Sunday, 6 November 2011

Good is...? - CLASP - Flat pack schools

CLASP is a knowledge-based organisation committed to improving the efficiency of the whole building process for the benefit of owners and users.
 
The name is an acronym for the Consortium of Local Authorities Special Programme which is an unincorporated association of Public Sector Authorities.

History:

CLASP was founded in 1957 at the instigation of the then Ministry of Education for the purpose of improving the construction and delivery of schools. The Consortium addressed issues of skill and material shortage together with a high demand. It turned to a systematic form of construction. One which relied on a high proportion of prefabricated elements and had the ability to be built on sites with poor ground conditions including mining subsidence.
 
Collaboration has been the driving ethos of the Consortium. A collaboration between client organisations, designers and the supply chain. In the order of 3500 buildings have been erected in the UK using the CLASP system of construction technology.

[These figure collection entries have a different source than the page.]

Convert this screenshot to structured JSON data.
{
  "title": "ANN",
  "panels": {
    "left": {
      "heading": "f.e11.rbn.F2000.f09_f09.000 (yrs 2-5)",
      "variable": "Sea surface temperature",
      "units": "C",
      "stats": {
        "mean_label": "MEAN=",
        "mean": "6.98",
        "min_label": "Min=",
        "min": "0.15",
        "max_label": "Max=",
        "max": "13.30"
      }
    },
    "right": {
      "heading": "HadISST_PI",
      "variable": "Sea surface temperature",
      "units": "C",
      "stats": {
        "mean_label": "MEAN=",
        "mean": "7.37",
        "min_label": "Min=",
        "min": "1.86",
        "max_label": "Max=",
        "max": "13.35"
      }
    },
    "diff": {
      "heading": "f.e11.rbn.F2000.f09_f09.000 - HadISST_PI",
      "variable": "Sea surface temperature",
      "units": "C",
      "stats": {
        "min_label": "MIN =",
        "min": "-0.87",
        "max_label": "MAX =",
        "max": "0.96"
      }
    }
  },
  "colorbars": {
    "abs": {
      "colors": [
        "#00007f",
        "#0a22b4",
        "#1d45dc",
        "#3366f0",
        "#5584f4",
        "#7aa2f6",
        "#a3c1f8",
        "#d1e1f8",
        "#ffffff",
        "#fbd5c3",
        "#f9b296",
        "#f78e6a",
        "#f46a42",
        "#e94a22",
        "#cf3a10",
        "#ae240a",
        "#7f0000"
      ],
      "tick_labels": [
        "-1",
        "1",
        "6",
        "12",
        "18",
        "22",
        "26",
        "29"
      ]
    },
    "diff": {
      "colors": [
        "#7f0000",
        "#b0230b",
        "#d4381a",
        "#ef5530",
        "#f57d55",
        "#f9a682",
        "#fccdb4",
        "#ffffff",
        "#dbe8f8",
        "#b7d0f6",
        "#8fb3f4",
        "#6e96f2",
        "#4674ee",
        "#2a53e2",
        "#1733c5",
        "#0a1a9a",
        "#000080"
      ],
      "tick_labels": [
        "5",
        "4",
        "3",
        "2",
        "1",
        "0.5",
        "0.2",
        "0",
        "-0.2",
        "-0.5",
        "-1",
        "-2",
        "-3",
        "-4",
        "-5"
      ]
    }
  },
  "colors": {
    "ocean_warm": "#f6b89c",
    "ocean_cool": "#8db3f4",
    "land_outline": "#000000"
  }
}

More buildings have been constructed around Europe, North Africa and South America.
 
The system has been designed for education projects, which included primary, secondary and Universities. Cambridge, York and Bath Universities all have significant CLASP buildings as part of their estate.
 
CLASP moved on to cover most building types found in the public sector. Hospitals, primary health care and buildings for all the emergency services have been constructed using the CLASP system.
 
The CLASP technology has also developed to meet the changing needs of its members. As standards of regulation have risen so the system has been developed to respond. Early CLASP buildings were flatroofed and often concrete clad. In 1984 CLASP moved to have its main expression as pitched roof and brick clad. In the 1990’s curved sheeted roofs were introduced together with composite wall claddings.
 
In 2004 CLASP reviewed its technology again with the objective of making sustainability its key driver. As a result the technology has moved on and changed so significantly that it was renamed Scape.

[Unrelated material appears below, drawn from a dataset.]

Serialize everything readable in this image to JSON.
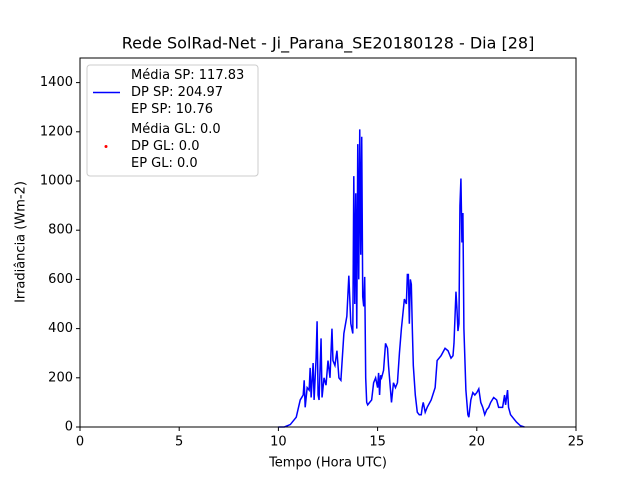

The CLASP frame, Toot Hill Comprehensive, Bingham, Notts.


The award winning Nottinghamshire CLASP infants school in Milan, 1960.

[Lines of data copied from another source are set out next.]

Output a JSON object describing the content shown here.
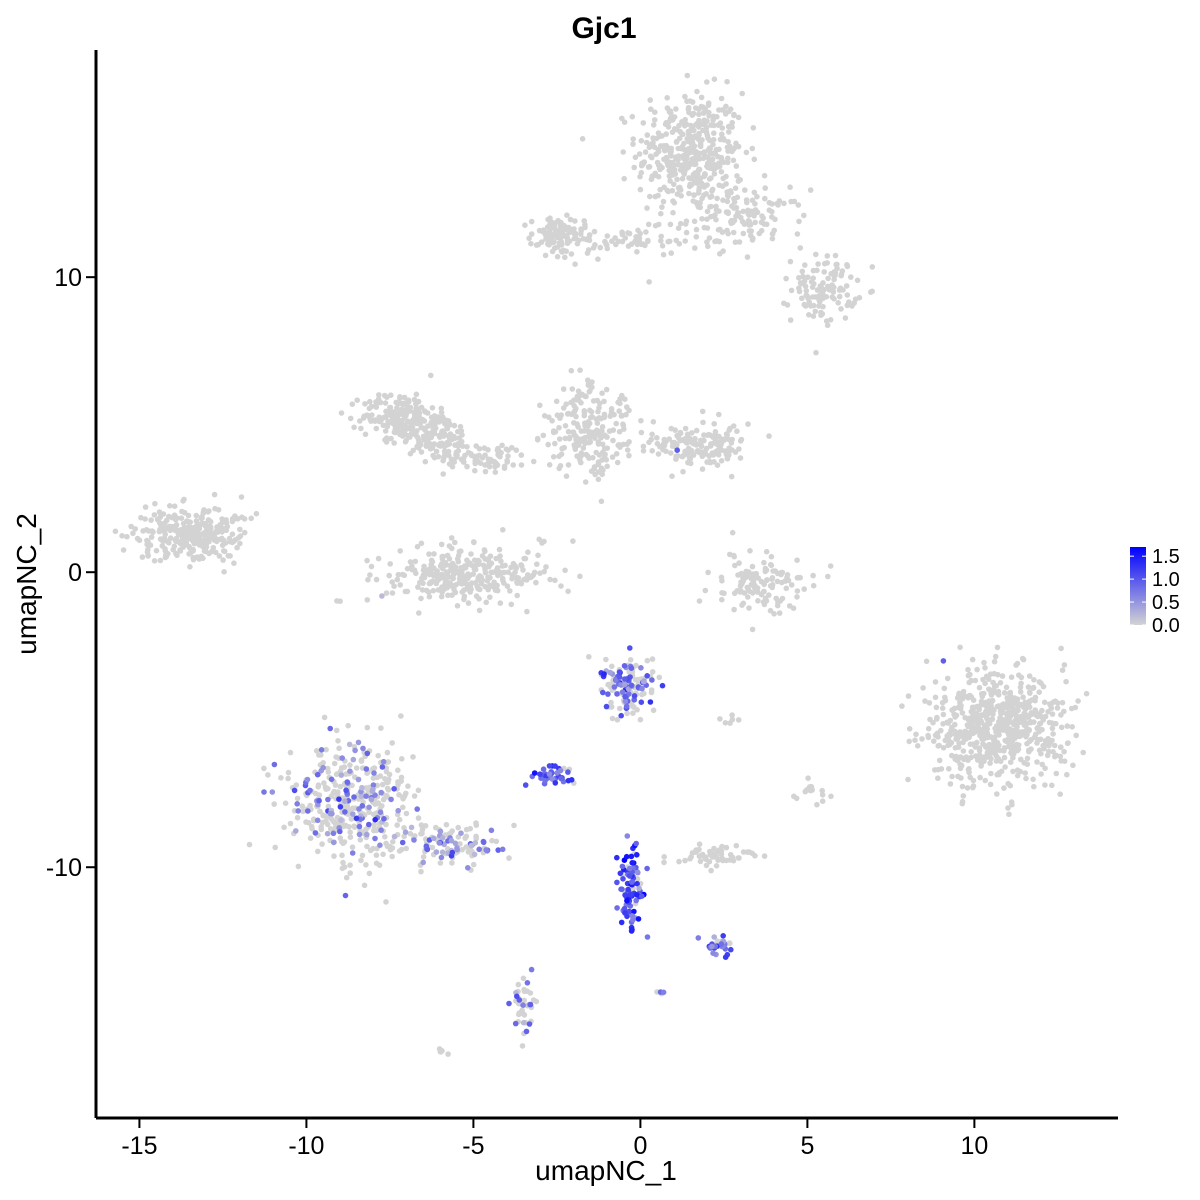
{
  "chart_data": {
    "type": "scatter",
    "title": "Gjc1",
    "xlabel": "umapNC_1",
    "ylabel": "umapNC_2",
    "xlim": [
      -16.3,
      14.3
    ],
    "ylim": [
      -18.5,
      17.7
    ],
    "x_ticks": [
      -15,
      -10,
      -5,
      0,
      5,
      10
    ],
    "x_tick_labels": [
      "-15",
      "-10",
      "-5",
      "0",
      "5",
      "10"
    ],
    "y_ticks": [
      -10,
      0,
      10
    ],
    "y_tick_labels": [
      "-10",
      "0",
      "10"
    ],
    "color_scale": {
      "low_color": "#d3d3d3",
      "high_color": "#0000ff",
      "min": 0,
      "max": 1.7,
      "ticks": [
        0.0,
        0.5,
        1.0,
        1.5
      ],
      "tick_labels": [
        "0.0",
        "0.5",
        "1.0",
        "1.5"
      ],
      "legend_position": "right"
    },
    "grid": false,
    "clusters": [
      {
        "cx": 1.5,
        "cy": 14.2,
        "sx": 1.0,
        "sy": 1.3,
        "n": 420,
        "expr": 0,
        "expr_frac": 0
      },
      {
        "cx": 3.2,
        "cy": 12.0,
        "sx": 1.1,
        "sy": 0.6,
        "n": 120,
        "expr": 0,
        "expr_frac": 0
      },
      {
        "cx": 5.5,
        "cy": 9.6,
        "sx": 0.6,
        "sy": 0.7,
        "n": 110,
        "expr": 0,
        "expr_frac": 0
      },
      {
        "cx": -2.5,
        "cy": 11.4,
        "sx": 0.5,
        "sy": 0.4,
        "n": 90,
        "expr": 0,
        "expr_frac": 0
      },
      {
        "cx": -0.5,
        "cy": 11.2,
        "sx": 1.4,
        "sy": 0.3,
        "n": 70,
        "expr": 0,
        "expr_frac": 0
      },
      {
        "cx": -7.2,
        "cy": 5.3,
        "sx": 0.7,
        "sy": 0.5,
        "n": 170,
        "expr": 0,
        "expr_frac": 0
      },
      {
        "cx": -6.1,
        "cy": 4.6,
        "sx": 0.7,
        "sy": 0.5,
        "n": 130,
        "expr": 0,
        "expr_frac": 0
      },
      {
        "cx": -4.6,
        "cy": 3.9,
        "sx": 0.8,
        "sy": 0.3,
        "n": 70,
        "expr": 0,
        "expr_frac": 0
      },
      {
        "cx": -5.2,
        "cy": -0.1,
        "sx": 1.6,
        "sy": 0.6,
        "n": 300,
        "expr": 0.4,
        "expr_frac": 0.01
      },
      {
        "cx": -1.5,
        "cy": 4.8,
        "sx": 0.8,
        "sy": 1.0,
        "n": 220,
        "expr": 0,
        "expr_frac": 0
      },
      {
        "cx": 1.8,
        "cy": 4.3,
        "sx": 0.9,
        "sy": 0.5,
        "n": 150,
        "expr": 0.6,
        "expr_frac": 0.01
      },
      {
        "cx": -13.4,
        "cy": 1.3,
        "sx": 1.0,
        "sy": 0.6,
        "n": 300,
        "expr": 0,
        "expr_frac": 0
      },
      {
        "cx": 3.6,
        "cy": -0.4,
        "sx": 0.9,
        "sy": 0.6,
        "n": 120,
        "expr": 0,
        "expr_frac": 0
      },
      {
        "cx": 10.7,
        "cy": -5.3,
        "sx": 1.3,
        "sy": 1.2,
        "n": 650,
        "expr": 0.7,
        "expr_frac": 0.002
      },
      {
        "cx": -8.6,
        "cy": -7.8,
        "sx": 1.2,
        "sy": 1.2,
        "n": 420,
        "expr": 0.6,
        "expr_frac": 0.22
      },
      {
        "cx": -5.6,
        "cy": -9.3,
        "sx": 0.9,
        "sy": 0.4,
        "n": 110,
        "expr": 0.6,
        "expr_frac": 0.35
      },
      {
        "cx": -0.4,
        "cy": -3.8,
        "sx": 0.5,
        "sy": 0.6,
        "n": 140,
        "expr": 0.9,
        "expr_frac": 0.5
      },
      {
        "cx": -2.6,
        "cy": -6.9,
        "sx": 0.4,
        "sy": 0.2,
        "n": 40,
        "expr": 1.0,
        "expr_frac": 0.85
      },
      {
        "cx": -0.3,
        "cy": -10.8,
        "sx": 0.25,
        "sy": 1.0,
        "n": 90,
        "expr": 1.1,
        "expr_frac": 0.9
      },
      {
        "cx": 2.4,
        "cy": -12.6,
        "sx": 0.3,
        "sy": 0.2,
        "n": 35,
        "expr": 0.8,
        "expr_frac": 0.6
      },
      {
        "cx": 2.2,
        "cy": -9.6,
        "sx": 0.7,
        "sy": 0.2,
        "n": 60,
        "expr": 0,
        "expr_frac": 0
      },
      {
        "cx": -3.5,
        "cy": -14.7,
        "sx": 0.2,
        "sy": 0.7,
        "n": 40,
        "expr": 0.7,
        "expr_frac": 0.3
      },
      {
        "cx": 5.1,
        "cy": -7.4,
        "sx": 0.3,
        "sy": 0.3,
        "n": 15,
        "expr": 0,
        "expr_frac": 0
      },
      {
        "cx": 2.7,
        "cy": -5.0,
        "sx": 0.15,
        "sy": 0.1,
        "n": 6,
        "expr": 0,
        "expr_frac": 0
      },
      {
        "cx": -5.9,
        "cy": -16.3,
        "sx": 0.15,
        "sy": 0.1,
        "n": 6,
        "expr": 0,
        "expr_frac": 0
      },
      {
        "cx": 0.6,
        "cy": -14.2,
        "sx": 0.1,
        "sy": 0.1,
        "n": 4,
        "expr": 0.6,
        "expr_frac": 0.7
      }
    ]
  }
}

This prefabricated system (with or without the springs) was called CLASP, which not only denoted a type of structure, but also a way of co-operatively pooling resources among local authorities. In the 1960s the results were award wining and the design was repeated over many parts of the country, with some local authorities developing their own building systems from the CLASP template. In terms of fabric they were built with either concrete panels, red tiles, brick, timber or as a mixture. The choice of cladding was often related to the pre-existing local vernacular, such as the folk weaved tile hanging, which could ‘move like the scales of a fish when the building itself moved’ (Seaborne & Lowe The English School: Its Architecture and Organisation Vol II, 1977, p. 163). There are also five different types of CLASP builds, as the design developed between the 1950s and the late 1980s; from modernist to more traditional tastes. Today, CLASP is now going under the name of SCAPE and there appears to be a variety of different structures still using the steel frame system; curved roof, pitched, flat etc. They look like well thought out technological structures (certainly better than this) but so far I am struggling to find the aesthetic sensibilities that were present in the late 50s to the early 80s. Also, many new (and recently some of the old) schools are fenced off from local communities in fear of you know what. Have the links with Eames and the brave new world been sadly lost to the IKEA & Daily Mail generation? I hope I'm wrong, but I have a sneaky feeling that design based on a social ethos, no matter how humble, has been on the back foot for the past thirty years.